Use fishing wire to string up Christmas cards on the mantle—it looks so festive!
Use cup hooks to hang outdoor Christmas lights—little white ones that blend in if you have white wooden eaves on the front of your house. Leave the hooks up all year so lights are a cinch to hang each year.
Use cloth bags and flannel pillowcases tied with ribbons to wrap presents for kids. The cloth bags are reusable and make wrapping so fast (and quiet).
Growing up without much, I wanted to find a way to share the holiday spirit with my children that had nothing to do with tangible gifts, but sharing a sentiment that money couldn’t buy. This was the beginning of our Christmas letter tradition. Each family member writes a letter to the others. Everyone can participate no matter the writing level (preschoolers draw pictures). Before Christmas Eve, the letters are rolled up, tied with ribbon and placed in the tree. We take a quiet moment on Christmas Day to read them (sharing is optional). The letters have become treasures over the years. –Susan May
Request gifts that won’t clutter the house, such as zoo memberships, meal prep services or magazine subscriptions.
Ask family members to submit their favorite recipes and make a cookbook. Consider adding family photos and stories. It will be a treasured gift for years to come.

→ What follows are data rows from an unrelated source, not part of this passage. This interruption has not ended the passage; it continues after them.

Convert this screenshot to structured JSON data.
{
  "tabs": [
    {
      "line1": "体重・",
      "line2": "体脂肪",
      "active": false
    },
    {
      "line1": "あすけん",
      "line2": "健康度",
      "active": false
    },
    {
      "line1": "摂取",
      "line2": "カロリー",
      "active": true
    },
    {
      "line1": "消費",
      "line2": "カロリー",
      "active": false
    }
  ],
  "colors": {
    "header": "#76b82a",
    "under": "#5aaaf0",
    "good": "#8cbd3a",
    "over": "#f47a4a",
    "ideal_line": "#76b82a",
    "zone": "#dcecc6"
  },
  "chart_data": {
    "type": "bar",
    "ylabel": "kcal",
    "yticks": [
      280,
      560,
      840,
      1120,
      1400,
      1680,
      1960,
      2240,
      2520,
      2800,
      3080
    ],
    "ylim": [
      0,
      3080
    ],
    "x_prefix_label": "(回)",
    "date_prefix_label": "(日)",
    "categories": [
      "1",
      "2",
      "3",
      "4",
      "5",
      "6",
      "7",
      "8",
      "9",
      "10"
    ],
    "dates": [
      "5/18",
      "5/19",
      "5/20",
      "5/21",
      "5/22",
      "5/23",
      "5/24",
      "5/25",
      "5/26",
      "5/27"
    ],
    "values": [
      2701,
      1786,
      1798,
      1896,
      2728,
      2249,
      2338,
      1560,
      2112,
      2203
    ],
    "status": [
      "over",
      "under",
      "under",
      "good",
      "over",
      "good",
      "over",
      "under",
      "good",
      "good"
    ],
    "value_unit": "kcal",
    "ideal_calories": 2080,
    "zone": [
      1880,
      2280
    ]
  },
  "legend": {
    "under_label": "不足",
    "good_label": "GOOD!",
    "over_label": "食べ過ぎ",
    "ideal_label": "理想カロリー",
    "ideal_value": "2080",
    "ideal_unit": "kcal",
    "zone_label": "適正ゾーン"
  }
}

Keep a spreadsheet of gifts: where purchased, how it’s wrapped (in case a label falls off), and which gathering it goes to (when there are multiple celebrations to attend). The spreadsheet can also be used to remember what you’ve given people in previous years.
To avoid going overboard with gifts for the kids, buy them something they want, something they need, something to wear and something to read.
Use www.pirateship.com to save on shipping costs through USPS. Print labels from home for free and save on shipping.
Make mason jar cookie kits as gifts for neighbors and friends. Layer all dry ingredients in the jars; recipients only need to add eggs and butter, and bake. Don’t forget to include the recipe!
Anne Barrera made large themed felt envelopes with Santa’s mailing address on them; my kids write what they want for Christmas, put it inside, and an elf picks them up to deliver to Santa. On Christmas Day some gifts are specially labeled, “certified” from The North Pole. Gotta keep the spirit alive!
CHRISTMAS EVE TRADITIONS
We have embraced decorating store-bought cookies for Santa in hectic years. I’m grateful to the person who said years ago that Santa doesn’t want a ton of goodies because he and his reindeer eat at every house.
–Janice Lew Santos
We let the kids open a box of fun snacks and something to do together as a family on Christmas Eve (a movie, a puzzle, etc.).
Make a fabric “Santa bag” for each child to set by the tree for Santa to puts gifts in after they go to sleep. It only takes a yard of festive fabric and a cord for a drawstring—so easy to sew! Bonus: No need to wrap Santa gifts and less wrapping paper in the landfill.
After candlelight service on Christmas Eve, the kids are allowed to open one gift each, which is always new pajamas, so we can take adorable pictures the next morning.
MORE HACKS FROM LOCAL MOMS
Check out all the things busy mom and local teacher Alyssa Navapanich does to save time:
- Accesses the family’s shared gift list in Google drive, which has everyone’s wish lists, sizes, favorite colors, interests, etc.
- Packs all stocking items in labeled bags to drop into stockings on Christmas Eve.
- Makes side dishes for dinner a few days ahead to simply put into the oven the day of.
- Keeps an address list for cards (already formatted for labels) that she updates as needed throughout the year.
- Maintains a shared recipe book in Google drive with all the family recipes, including (most importantly) the Christmas cookies.